China is also betting on developing its own alternative. The three large state airlines – Air China, China Eastern and China Southern – have already committed the purchase of more than 100 units of the Comac C919the passenger plane developed by the Chinese aeronautical industry. Political support is evident, but so are its limits: Production is still reducedinternational certifications are in the initial phase and the technical support network does not have maturity or the Airbus or Boeing scale. For now, C919 is a medium -term promise, but not an immediate solution to meet the enormous demand of the domestic market.


Nevertheless, Boeing is not totally out of the game. In April 2025, several 737 Max prepared for Chinese airlines They returned to the United States After Beijing ordered to suspend deliveries, as part of their response to new tariffs against US products. Although this measure points to a protective impulse of the national industry and the geopolitical strategy, Boeing could still regain land if commercial tension is reduced and access to the Chinese market is resumed. But, for now, Airbus is emerging as a favorite.

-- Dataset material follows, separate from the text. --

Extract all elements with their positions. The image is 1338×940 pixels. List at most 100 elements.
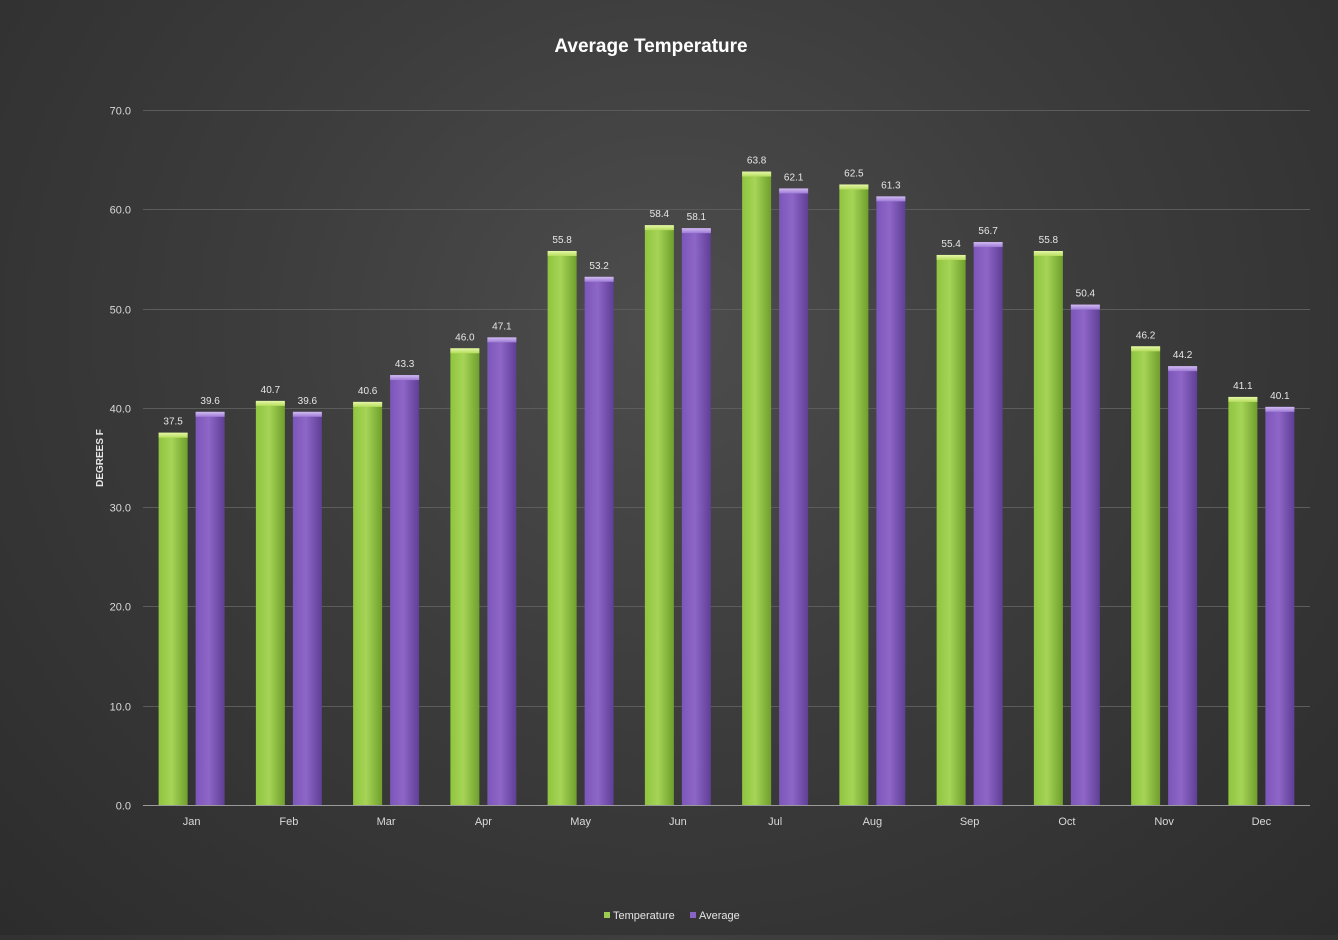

Airbus knows well the potential of the Chinese market. According to their own forecaststhe country will need more than 9,500 new commercial airplanes in the next 20 years. Boeing handles a similar figure: Around 8,830 to 9,740 units, depending on the economic and regulatory scenario. In any case, we are talking about a gigantic demand. And at this time, with the orders to Boeing frozen and Comac still consolidating, Airbus has a clear advantage. If the new contract is confirmed, it will not be an isolated case: it will be the reflection of a trend that can mark the distribution of power in commercial aviation during the next decades.